Parayı çatı katına dizmiş

Etkin pişmanlıktan yararlanan bir diğer isim Reklamcı Murat Kapki’nin yanında çalışan Güngör Gürman. Patronu Murat Kapki’nin gönderdiği avukatların yönlendirmesiyle yanlış ifade verdiğini söyleyen Gürman, para transferini anlattı: “Ahmet Çiçek'in gönderdiği, ismini hatırlamadığım şahıs parayı çekiyor, bize valiz içerisinde teslim ediyordu. Biz de parayı Ferko Plaza’nın 21’inci katındaki ofise çıkarıyorduk. Ofise gelen dövizciler parayı teslim alıyor, karşılığında dolar veriyorlardı. Dövize çevrilen parayı Murat Kapki'nin Beykoz Acarkent'teki villasına ben, Murat Kapki ve Berat Kapki birlikte götürüyorduk. Murat Kapki parayı evinin çatı katındaki kasasına koyuyordu.
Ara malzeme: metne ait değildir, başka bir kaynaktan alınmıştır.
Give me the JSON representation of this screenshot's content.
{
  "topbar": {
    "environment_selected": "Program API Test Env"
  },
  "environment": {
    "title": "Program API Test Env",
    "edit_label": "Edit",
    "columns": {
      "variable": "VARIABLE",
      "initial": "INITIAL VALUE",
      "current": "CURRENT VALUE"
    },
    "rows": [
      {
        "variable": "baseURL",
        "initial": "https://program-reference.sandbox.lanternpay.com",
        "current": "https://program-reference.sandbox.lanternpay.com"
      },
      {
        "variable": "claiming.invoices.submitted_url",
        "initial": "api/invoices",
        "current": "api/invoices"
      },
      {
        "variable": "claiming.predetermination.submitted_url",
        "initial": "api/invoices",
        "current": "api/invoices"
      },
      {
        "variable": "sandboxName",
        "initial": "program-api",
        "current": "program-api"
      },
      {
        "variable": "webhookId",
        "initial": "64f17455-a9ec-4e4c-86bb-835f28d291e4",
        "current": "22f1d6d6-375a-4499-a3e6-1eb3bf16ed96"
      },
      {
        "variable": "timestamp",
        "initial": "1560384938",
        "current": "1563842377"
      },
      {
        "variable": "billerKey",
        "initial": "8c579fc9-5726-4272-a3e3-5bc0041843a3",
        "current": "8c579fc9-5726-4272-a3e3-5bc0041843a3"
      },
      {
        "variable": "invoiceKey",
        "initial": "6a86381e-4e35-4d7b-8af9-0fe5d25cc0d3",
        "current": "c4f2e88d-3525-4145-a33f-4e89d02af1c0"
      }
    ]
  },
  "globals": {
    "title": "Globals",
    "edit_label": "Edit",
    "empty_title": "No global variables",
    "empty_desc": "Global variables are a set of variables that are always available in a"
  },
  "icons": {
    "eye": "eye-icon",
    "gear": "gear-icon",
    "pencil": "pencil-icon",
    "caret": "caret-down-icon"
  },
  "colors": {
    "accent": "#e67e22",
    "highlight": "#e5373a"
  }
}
Operasyondan önce kayıtlar silindi

2025’e gelindiğinde Murat Kapki’de tedirginlik gözlemlediğini anlatan Gürman, şunları söyledi: “Sanki hakkında bir soruşturma dosyası olduğunu ve gözaltına alınacağını biliyor gibiydi. Şubat ayında Murat Kapki evinde bulunan kamera sisteminin tüm kayıtlarını sildirdi. Kamera sistemi devre dışı bırakıldı. Kapki gözaltına alındıktan sonra evdeki güvenlik görevlileri, tespit edilip tanık olarak ifadeleri alınmasın diye işten çıkarıldı.”